Small fractional solution. It is not that difficult to show that this instance has a fractional solution of value $O(H)$ with high probability (where the probability is over the random choice of groups above):
• Consider some node at level $i$ in this tree. Conditioned on this node getting a copy of $x$, the expected number of leaves containing $x$ below it is $\mu_h = (\delta/2)^{H-h}$. With high probability, the actual number lies in $(\mu_h/3, 3\mu_h)$. (Use Chernoff bounds!)

• For an edge $e$ going from level $i-1$ to level $i$, set $x_e = 9/\mu_e$ --- using the above facts, this is a feasible solution (whp) with cost $9H$.
No small integer solution. Next, we show that "with high probability, all integer solutions have cost $\Omega(H^2 \log k) = \Omega(H \log^2 k)$." This proves the $\Omega(\log^2 k)$ integrality gap for the problem.
• Since each leaf-edge costs $1/2^H$, no tree of cost $C$ can use more than $C2^H$ of these. There are $\delta^H$ leaf-edges, so the number of possible trees of cost $C$ is $[(\delta^H) choose (C2^H)] \leq \exp(CH2^H log \delta)$. Call this value $M(C)$.

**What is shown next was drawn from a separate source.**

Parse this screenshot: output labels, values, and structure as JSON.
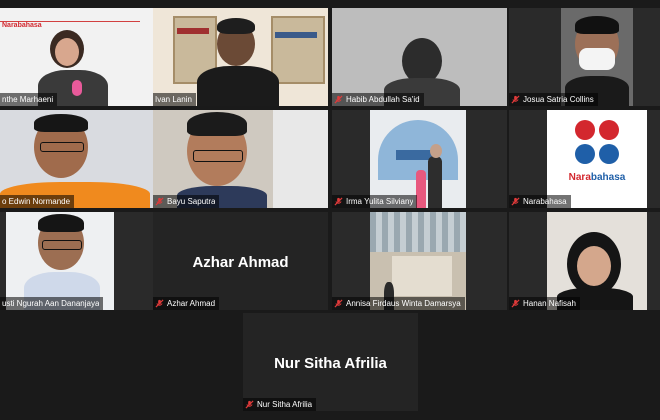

• Suppose $Fail(C)$ is the probability that for a fixed tree of cost $C$, it misses the group for $x$ created above. By independence of groups, the probability that this fixed tree hits all the groups is at most $(1 - Fail(C))^k \leq \exp(-k \times Fail(C)) = Hitall(C)$.

• Hence, taking a trivial union bound over all trees, the chance that there exists some tree that hits all the groups is at most $M(C) \times Hitall(C)$.

• If this product is $o(1)$ for some $C$, then with probability $1 - o(1)$ no tree of cost $C$ is feasible. We would like to show this holds true for some constant $\epsilon > 0$ and $C = \epsilon H^2 \log k$.
Now for the most technical part.

One needs to prove that for some fixed tree of cost at most $\epsilon H^2 \log k$, and some $x$, none of the leafs in this tree are hit by the random process above. The proof strategy seems natural (in hindsight), but also somewhat delicate: details in Section 2.3.1 of the paper above. Question: can one get a slightly worse bound but without the case analysis at the end? That may be useful to know...

This analysis of the integrality gap (and an extension of it) is actually used for the proof of soundness in the hardness reduction we saw today! I will write/say some more about this later.